しかし、「史上最大のワシ」に出会うには、15世紀まで時をさかのぼらなければならない。この時代にはまだ、ハーストイーグルと呼ばれる巨鳥がニュージーランドの空を舞っていた。このワシと彼らの絶滅の理由について、以下に詳しく見ていこう。
ハーストイーグル:空の覇者から絶滅へ
ハーストイーグル(学名:Hieraaetus moorei)は、最大体重約15kg、翼開長2.4m~3mを誇った史上最大のワシであり、史上最強クラスの猛禽類でもあった。巨大な鉤爪のサイズはトラの鉤爪に匹敵し、力強いくちばしで獲物の頑丈な筋肉や骨を引き裂いた。
現生の猛禽類の多くは小型の獲物を狙うが、ハーストイーグルは大物狩りを好んだ。主な獲物は、体高3.6m、体重230kgに達した、飛べない巨鳥モアだった。
(余談:モアやハーストイーグルといった鳥類の絶滅は、人間活動の予期せぬ結果であったことが多い。しかしオーストラリアはかつて、ある鳥を意図的に絶滅させるべく軍事作戦を展開したことがある。同国政府がなぜ1932年にエミューに宣戦布告し、そして敗れたのかについてはこちら。)
ハーストイーグルは、ニュージーランドという孤立した環境で進化し、肉食哺乳類のいないこの土地で、頂点捕食者として君臨した。この島のユニークな生態系には、動きの遅い地上性鳥類が豊富に生息する一方で、ワシと競合する在来種はいなかった。ハーストイーグルが巨体を進化させる上で、申し分ない条件が揃っていたのだ。
ハーストイーグルの桁外れのサイズに関して、実に興味深い事実がある。近年になって判明したその出自だ。この種は従来、オーストラリア最大の現生種であるオナガイヌワシ(学名:Aquila audax)の近縁種と考えられていたが、古代DNAの分析から、異なる進化の道のりが明らかになった。
ハーストイーグルは、オーストラリアのアカヒメクマタカ(学名:Hierraetus morphnoides)の近縁種だったことが判明したのだが、アカヒメクマタカは体重1kgにも満たない世界最小クラスのワシなのだ。このような劇的な変化は、ハーストイーグルが200万年足らずのあいだにニュージーランドの生態系に適応するなかで起こったと考えられており、鳥類における島嶼(とうしょ)巨大化(Island gigantism)の最も極端な事例の一つと言える。

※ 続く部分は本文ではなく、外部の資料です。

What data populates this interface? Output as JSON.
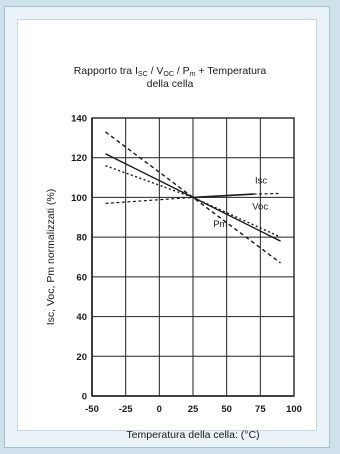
{
  "chart_data": {
    "type": "line",
    "title_line1_parts": [
      "Rapporto tra I",
      "SC",
      " / V",
      "OC",
      " / P",
      "m",
      " + Temperatura"
    ],
    "title_line2": "della cella",
    "xlabel": "Temperatura della cella: (°C)",
    "ylabel": "Isc, Voc, Pm normalizzati (%)",
    "xlim": [
      -50,
      100
    ],
    "ylim": [
      0,
      140
    ],
    "xticks": [
      -50,
      -25,
      0,
      25,
      50,
      75,
      100
    ],
    "xtick_labels": [
      "-50",
      "-25",
      "0",
      "25",
      "50",
      "75",
      "100"
    ],
    "yticks": [
      0,
      20,
      40,
      60,
      80,
      100,
      120,
      140
    ],
    "ytick_labels": [
      "0",
      "20",
      "40",
      "60",
      "80",
      "100",
      "120",
      "140"
    ],
    "grid": true,
    "series": [
      {
        "name": "Isc",
        "x": [
          -40,
          25,
          90
        ],
        "y": [
          97,
          100,
          102
        ],
        "dash": "solid-dashed"
      },
      {
        "name": "Voc",
        "x": [
          -40,
          25,
          90
        ],
        "y": [
          122,
          100,
          78
        ],
        "dash": "solid"
      },
      {
        "name": "Pm",
        "x": [
          -40,
          25,
          90
        ],
        "y": [
          133,
          100,
          67
        ],
        "dash": "dashed"
      },
      {
        "name": "",
        "x": [
          -40,
          25,
          90
        ],
        "y": [
          116,
          100,
          80
        ],
        "dash": "dotted"
      }
    ],
    "labels": [
      {
        "text": "Isc",
        "x": 71,
        "y": 107
      },
      {
        "text": "Voc",
        "x": 69,
        "y": 94
      },
      {
        "text": "Pm",
        "x": 40,
        "y": 85
      }
    ]
  },
  "colors": {
    "line": "#1a1a1a",
    "grid": "#222222",
    "panel": "#e9f3f8",
    "outer": "#cfe2ec"
  }
}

あまりの巨体ゆえ、ハーストイーグルが活発な捕食者だったのか、それとも、ハゲワシやコンドルのような死肉食者だったのかをめぐっては、研究者のあいだで長く議論が続いてきた。今ある証拠からは、捕食者説が優勢だ。生体力学研究から、ハーストイーグルには自身の数倍の体重をもつ獲物を捕殺する能力があったことが示唆されている。強大な鉤爪を猛烈な速さで活用し、爆発的な威力の攻撃を加えて獲物を制することができたようだ。
ただし、狩りのスタイルは現生のワシに似ていたものの、摂食行動にはハゲワシとの共通点があったと見られる。つまり、自分よりも大きな獲物を餌にするのに適したやり方で、大きな死体を引き裂いていたと見られるのだ。